そんな様子を数人の冒険者が見ていたが、溜息を吐きながら首を振りつつギルドを出て行く。異名持ちである以上、アイテムボックスを持っていてもおかしくないと判断したのだろう。
あるいは、もっと人の多い時間帯であれば無謀にもレイに絡んでミスティリングを奪おうと考える、身の程知らずとしか言えないような存在がいたかもしれない。だが、この点もまだ日が高くギルドにいる冒険者の数が少なかったことが幸いした。
「あ、はい。少々お待ち下さい」
レイの声に買い取り担当の職員も我に返り、素材を確認していく。
とは言っても、量自体がそれ程に多くないので確認はすぐに終わり……
「素材、魔石、討伐証明部位。全て併せて銀貨4枚に銅貨5枚となりますが、よろしいでしょうか?」
「ああ、それで構わない。というか、予想よりもかなり高くて驚いたな。てっきり銀貨2枚になれば御の字程度に考えてたんだけど」
「最近魔石の値段が上がってきてまして、マースチェル家とレビソール家が競うようにギルドから魔石を買い取っているんですよ。勿論ギルドとしても正規の値段で買い取って貰っている以上文句は言えませんが、おかげでマジックアイテムの方に回せる分が足りなくなりそうなんですよね。なので、現在魔石の買い取り額が上がっています。都市の住民が普通に使うマジックアイテムに使う魔石なので、質より量なんですけどね。なので、よろしければレイさんとエレーナさんもその辺を念頭に置いてダンジョンに潜って貰えると助かります」
チラリ、とレイの手首を見ながら言葉を続ける女。
「特にレイさんはアイテムボックスがある以上、ポーターは必要無いでしょうし」
「俺達はどんどんダンジョンに潜って先に進むつもりだから、雑魚モンスターの魔石を売れるのは今のうちだけになりそうだな。

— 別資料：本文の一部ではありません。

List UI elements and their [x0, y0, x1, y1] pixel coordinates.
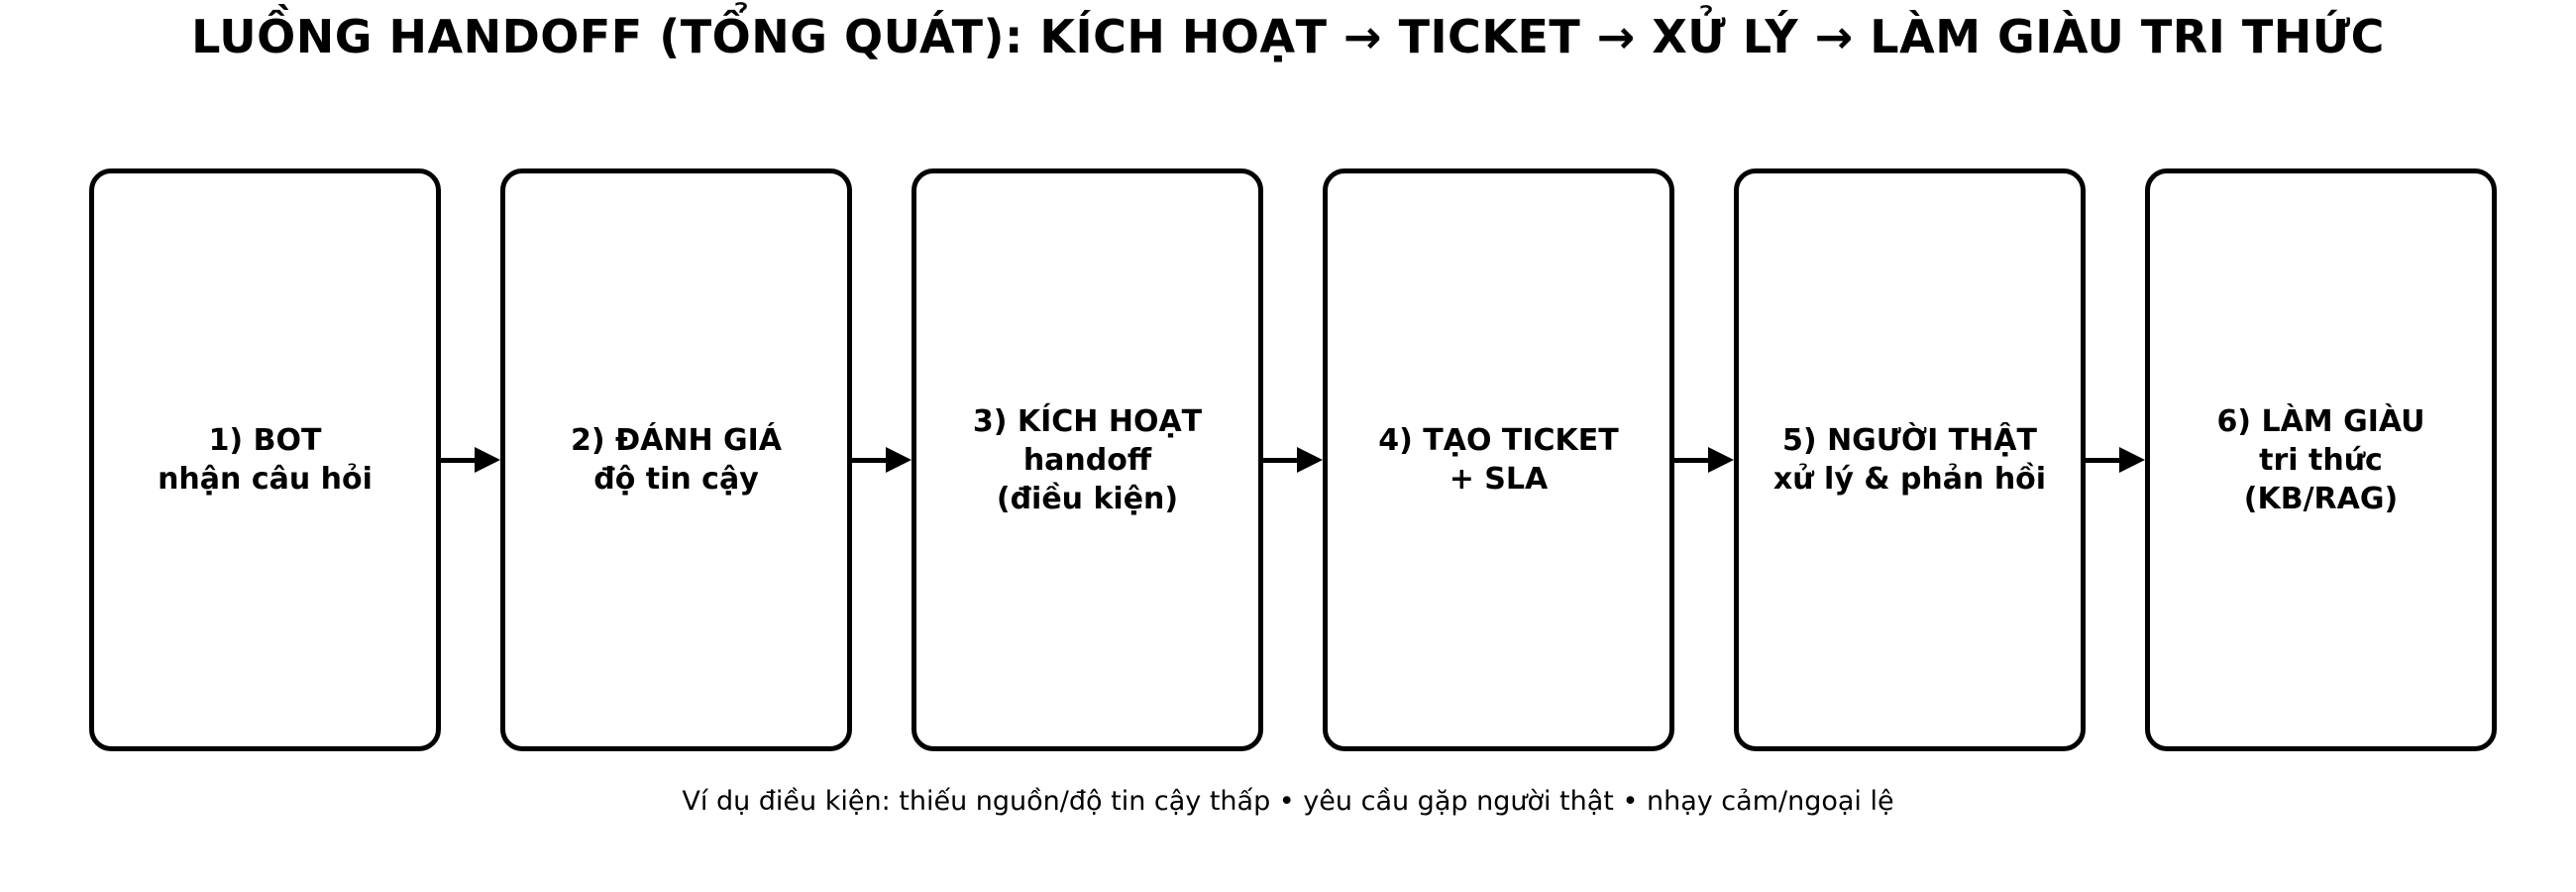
- flow-node-tao-ticket-label: 4) TẠO TICKET + SLA: [1378, 423, 1619, 497]
- flow-arrow-icon: [852, 168, 912, 751]
- arrow-shaft: [852, 457, 886, 463]
- flow-node-tao-ticket: 4) TẠO TICKET + SLA: [1323, 168, 1674, 751]
- flow-arrow-icon: [441, 168, 500, 751]
- arrow-head: [1708, 447, 1734, 473]
- flow-node-lam-giau: 6) LÀM GIÀU tri thức (KB/RAG): [2145, 168, 2497, 751]
- arrow-shaft: [1674, 457, 1708, 463]
- flow-node-danh-gia-label: 2) ĐÁNH GIÁ độ tin cậy: [570, 423, 783, 497]
- flow-arrow-icon: [1674, 168, 1734, 751]
- arrow-head: [886, 447, 912, 473]
- condition-examples-caption: Ví dụ điều kiện: thiếu nguồn/độ tin cậy …: [682, 786, 1894, 817]
- arrow-shaft: [2086, 457, 2119, 463]
- arrow-shaft: [1263, 457, 1297, 463]
- flow-node-bot-label: 1) BOT nhận câu hỏi: [158, 423, 373, 497]
- flow-node-kich-hoat-label: 3) KÍCH HOẠT handoff (điều kiện): [972, 403, 1203, 516]
- flow-arrow-icon: [1263, 168, 1323, 751]
- diagram-title: LUỒNG HANDOFF (TỔNG QUÁT): KÍCH HOẠT → T…: [191, 10, 2385, 63]
- arrow-head: [2119, 447, 2145, 473]
- arrow-head: [1297, 447, 1323, 473]
- flow-node-nguoi-that-label: 5) NGƯỜI THẬT xử lý & phản hồi: [1772, 423, 2047, 497]
- flow-node-bot: 1) BOT nhận câu hỏi: [89, 168, 441, 751]
- arrow-head: [475, 447, 500, 473]
- flow-row: 1) BOT nhận câu hỏi 2) ĐÁNH GIÁ độ tin c…: [89, 168, 2497, 751]
- flow-node-lam-giau-label: 6) LÀM GIÀU tri thức (KB/RAG): [2216, 403, 2425, 516]
- flow-node-danh-gia: 2) ĐÁNH GIÁ độ tin cậy: [500, 168, 852, 751]
- flow-node-nguoi-that: 5) NGƯỜI THẬT xử lý & phản hồi: [1734, 168, 2086, 751]
- arrow-shaft: [441, 457, 475, 463]
- flow-arrow-icon: [2086, 168, 2145, 751]
- flow-node-kich-hoat: 3) KÍCH HOẠT handoff (điều kiện): [912, 168, 1263, 751]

それでも良ければなるべく多くの魔石を持ってこよう」
「そうして貰えると助かります」
女の言葉に頷くレイに、エレーナがその言葉に水を差すかのように言葉を掛ける。
「もっとも、レイの場合は魔石を集めるという妙な趣味を持っているから、あまり魔石を買い取って貰うことは出来ないかもしれないけどな」
「魔石の収集?」
その言葉に、チラリとレイへと視線を向ける女。
エレーナにしてみれば、レイがダンジョンにやって来た最大の目的はマジックアイテムと同時にセトやデスサイズに吸収させるための魔石だと知っている。それ故に、これから先ダンジョンで得る魔石を全て売らずに確保しておけるようにという、一種の牽制の為の言葉だった。
それが分かったのだろう。レイはエレーナの気遣いに苦笑を浮かべて女に頷く。
「ああ。基本的に入手出来た魔石は保存用と観賞用の2つずつ確保している。悪いけどこっちは売ることが出来ない」
「……そう、ですか。でも逆に考えれば、その2つ以外はこちらに売って貰えるんですよね? ああ、勿論ギルドじゃなくて街にある店に直接でも構いませんが」
女の言葉に内心で首を傾げつつも頷くレイ。
ギルドにしてみれば、当然マースチェル家やレビソール家が魔石を集めているのならギルドから売りたい筈だ。それがギルドの収益にもなるのだから。なので、ギルド以外に売ってもいいという女の言葉はレイに疑問を抱かせる。
もっとも、これには魔石の絶対数が足りないというエグジルの現在の状況も関係している。
今はまだ魔石の在庫に余裕があるが、このままのペースで魔石を買い取られていくといずれマジックアイテムに回す分が不足する可能性もある。それ故に、少しでも市場に魔石を流して不足分を補おうという考えだった。
貴族としての教育から女の考えを理解したエレーナはともかく、レイは思わず女に尋ねようとして……
「ふざけるな! お前のせいでこっちに被害が出たんだぞ!? なのに報酬を欲張りすぎだろ!?」
そんな怒声がギルドの中へと響き渡る。